Duralex est à vendre, les candidats ont jusqu’au 6 août pour se signaler
La célèbre marque française de verres, en grande difficulté économique, cherche un repreneur d’ici le 6 août
Un nouveau chapitre s’ouvre. Le tribunal de commerce d’Orléans a validé jeudi l’ouverture du plan de cession de Duralex et confirmé la poursuite d’activité de la célèbre verrerie, en redressement judiciaire depuis le 1er juin dernier. Les débats ont duré un peu plus d’une heure et la prochaine audience, qui devrait permettre d’examiner les offres de reprise, a été fixée au 17 septembre.
Les repreneurs potentiels ont jusqu’au 6 août prochain pour déposer un dossier de reprise. Selon un délégué FO, il y aurait eu à ce jour « une quarantaine de marques d’intérêt », ce qui n’augure en rien de l’éventuelle constitution d’un dossier. « Rien n’est finalisé », a complété un représentant de la CGT.

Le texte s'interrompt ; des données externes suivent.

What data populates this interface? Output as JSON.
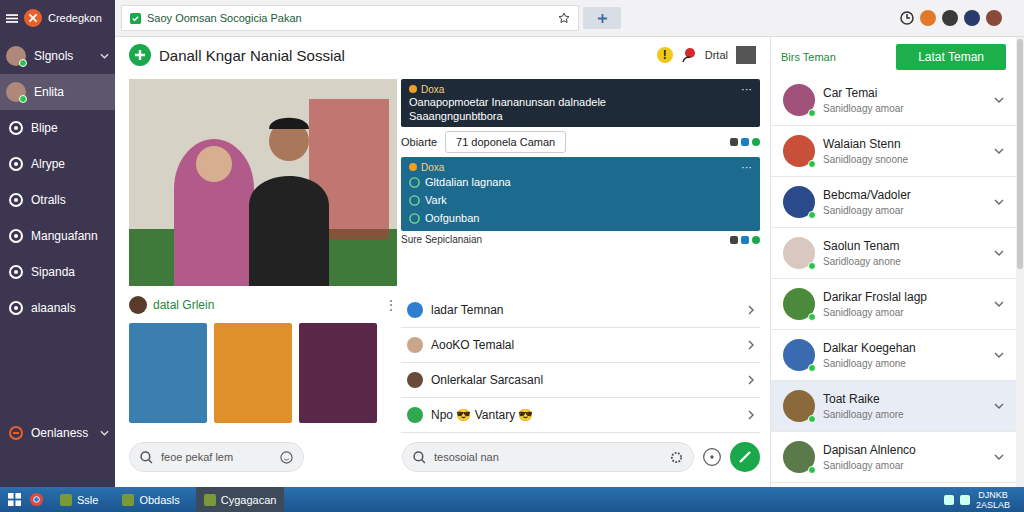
{
  "browser": {
    "address": "Saoy Oomsan Socogicia Pakan"
  },
  "app": {
    "name": "Credegkon"
  },
  "sidebar": {
    "items": [
      {
        "label": "Slgnols",
        "kind": "avatar",
        "selected": false,
        "expandable": true
      },
      {
        "label": "Enlita",
        "kind": "avatar",
        "selected": true,
        "expandable": false
      },
      {
        "label": "Blipe",
        "kind": "icon",
        "selected": false,
        "expandable": false
      },
      {
        "label": "Alrype",
        "kind": "icon",
        "selected": false,
        "expandable": false
      },
      {
        "label": "Otralls",
        "kind": "icon",
        "selected": false,
        "expandable": false
      },
      {
        "label": "Manguafann",
        "kind": "icon",
        "selected": false,
        "expandable": false
      },
      {
        "label": "Sipanda",
        "kind": "icon",
        "selected": false,
        "expandable": false
      },
      {
        "label": "alaanals",
        "kind": "icon",
        "selected": false,
        "expandable": false
      }
    ],
    "footer": {
      "label": "Oenlaness",
      "expandable": true
    }
  },
  "page": {
    "title": "Danall Kngar Nanial Sossial",
    "alert": "!",
    "action": "Drtal"
  },
  "feed": {
    "posts": [
      {
        "kind": "message",
        "author": "Doxa",
        "menu": "···",
        "lines": [
          "Oanapopmoetar Inananunsan dalnadele",
          "Saaangngunbtbora"
        ]
      },
      {
        "kind": "list",
        "author": "Doxa",
        "menu": "···",
        "items": [
          "Gltdalian lagnana",
          "Vark",
          "Oofgunban"
        ]
      }
    ],
    "between": {
      "label": "Obiarte",
      "chip": "71 doponela Caman"
    },
    "footer": "Sure Sepiclanaian"
  },
  "gallery": {
    "title": "datal Grlein",
    "menu": "⋮",
    "cards": [
      {
        "color": "#3a7fb0"
      },
      {
        "color": "#e0902a"
      },
      {
        "color": "#5b2748"
      }
    ]
  },
  "links": [
    {
      "label": "ladar Temnan",
      "color": "#2f7fd0"
    },
    {
      "label": "AooKO Temalal",
      "color": "#c9a68a"
    },
    {
      "label": "Onlerkalar Sarcasanl",
      "color": "#6a4a3a"
    },
    {
      "label": "Npo 😎 Vantary 😎",
      "color": "#2fa84f"
    }
  ],
  "search": {
    "left": "feoe pekaf lem",
    "right": "tesosoial nan"
  },
  "friends": {
    "title": "Birs Teman",
    "button": "Latat Teman",
    "items": [
      {
        "name": "Car Temai",
        "status": "Sanidloagy amoar",
        "selected": false,
        "color": "#a0527a"
      },
      {
        "name": "Walaian Stenn",
        "status": "Sanidloagy snoone",
        "selected": false,
        "color": "#c8503a"
      },
      {
        "name": "Bebcma/Vadoler",
        "status": "Sanidloagy amoar",
        "selected": false,
        "color": "#2a4a8a"
      },
      {
        "name": "Saolun Tenam",
        "status": "Saridloagy anone",
        "selected": false,
        "color": "#d8c8c0"
      },
      {
        "name": "Darikar Froslal lagp",
        "status": "Sanidloagy amoar",
        "selected": false,
        "color": "#4a8a3a"
      },
      {
        "name": "Dalkar Koegehan",
        "status": "Sanidloagy amone",
        "selected": false,
        "color": "#3a6ab0"
      },
      {
        "name": "Toat Raike",
        "status": "Sanidloagy amore",
        "selected": true,
        "color": "#8a6a3a"
      },
      {
        "name": "Dapisan Alnlenco",
        "status": "Sanidloagy amoar",
        "selected": false,
        "color": "#5a7a4a"
      }
    ]
  },
  "taskbar": {
    "items": [
      {
        "label": "Ssle",
        "selected": false
      },
      {
        "label": "Obdasls",
        "selected": false
      },
      {
        "label": "Cygagacan",
        "selected": true
      }
    ],
    "clock": [
      "DJNKB",
      "2ASLAB"
    ]
  }
}
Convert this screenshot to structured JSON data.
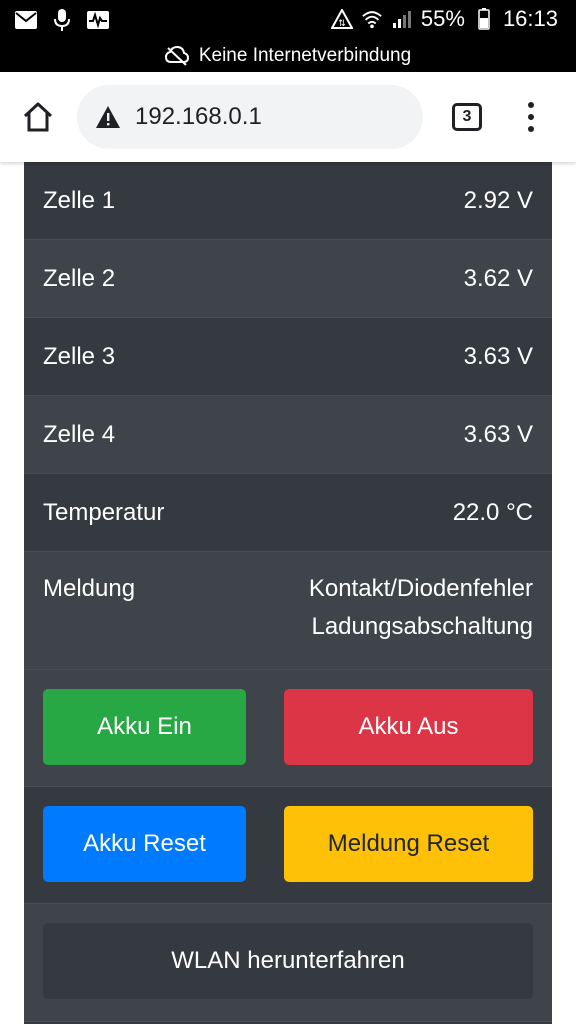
{
  "status_bar": {
    "battery_percent": "55%",
    "time": "16:13",
    "icons": [
      "mail-icon",
      "microphone-icon",
      "activity-icon",
      "data-saver-icon",
      "wifi-icon",
      "signal-icon",
      "battery-icon"
    ]
  },
  "offline_banner": {
    "text": "Keine Internetverbindung",
    "icon": "cloud-off-icon"
  },
  "browser": {
    "url": "192.168.0.1",
    "tab_count": "3",
    "icons": [
      "home-icon",
      "warning-icon",
      "tabs-icon",
      "more-vert-icon"
    ]
  },
  "table": {
    "rows": [
      {
        "label": "Zelle 1",
        "value": "2.92 V"
      },
      {
        "label": "Zelle 2",
        "value": "3.62 V"
      },
      {
        "label": "Zelle 3",
        "value": "3.63 V"
      },
      {
        "label": "Zelle 4",
        "value": "3.63 V"
      },
      {
        "label": "Temperatur",
        "value": "22.0 °C"
      }
    ],
    "message": {
      "label": "Meldung",
      "lines": [
        "Kontakt/Diodenfehler",
        "Ladungsabschaltung"
      ]
    }
  },
  "buttons": {
    "akku_ein": "Akku Ein",
    "akku_aus": "Akku Aus",
    "akku_reset": "Akku Reset",
    "meldung_reset": "Meldung Reset",
    "wlan_off": "WLAN herunterfahren"
  },
  "colors": {
    "panel": "#343a40",
    "panel_alt": "#3e444a",
    "success": "#28a745",
    "danger": "#dc3545",
    "primary": "#007bff",
    "warning": "#ffc107",
    "dark": "#343a40"
  }
}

Juste avant l’audience, une quarantaine de militants s’étaient réunis devant le tribunal à l’appel de la CGT pour manifester leur soutien à Duralex, qui emploie 243 salariés à La Chapelle-Saint-Mesmin, dans l’agglomération d’Orléans. Entreprise reprise par les salariés Dans l’usine, la production, mise en pause le 12 juin dernier pour réduire les charges et concentrer les effectifs sur l’emballage et la préparation des commandes, a redémarré ce lundi, avec la relance d’une ligne de fabrication. En difficulté financière, l’entreprise, fondée en 1945 et célèbre pour ses verres réputés incassables, en est à son cinquième redressement judiciaire en un peu plus de vingt ans.
Il y a deux ans, Duralex avait été reprise en Scop par les salariés, mais l’entreprise n’a pas réussi à redresser ses comptes. A la mi-avril, la verrerie avait annoncé le départ de son directeur général, François Marciano, l’un des principaux artisans du passage en Scop. Il a depuis été remplacé par la directrice marketing et commerciale de l’entreprise, Peggy Sadier, qui n’était pas présente lors de l’audience.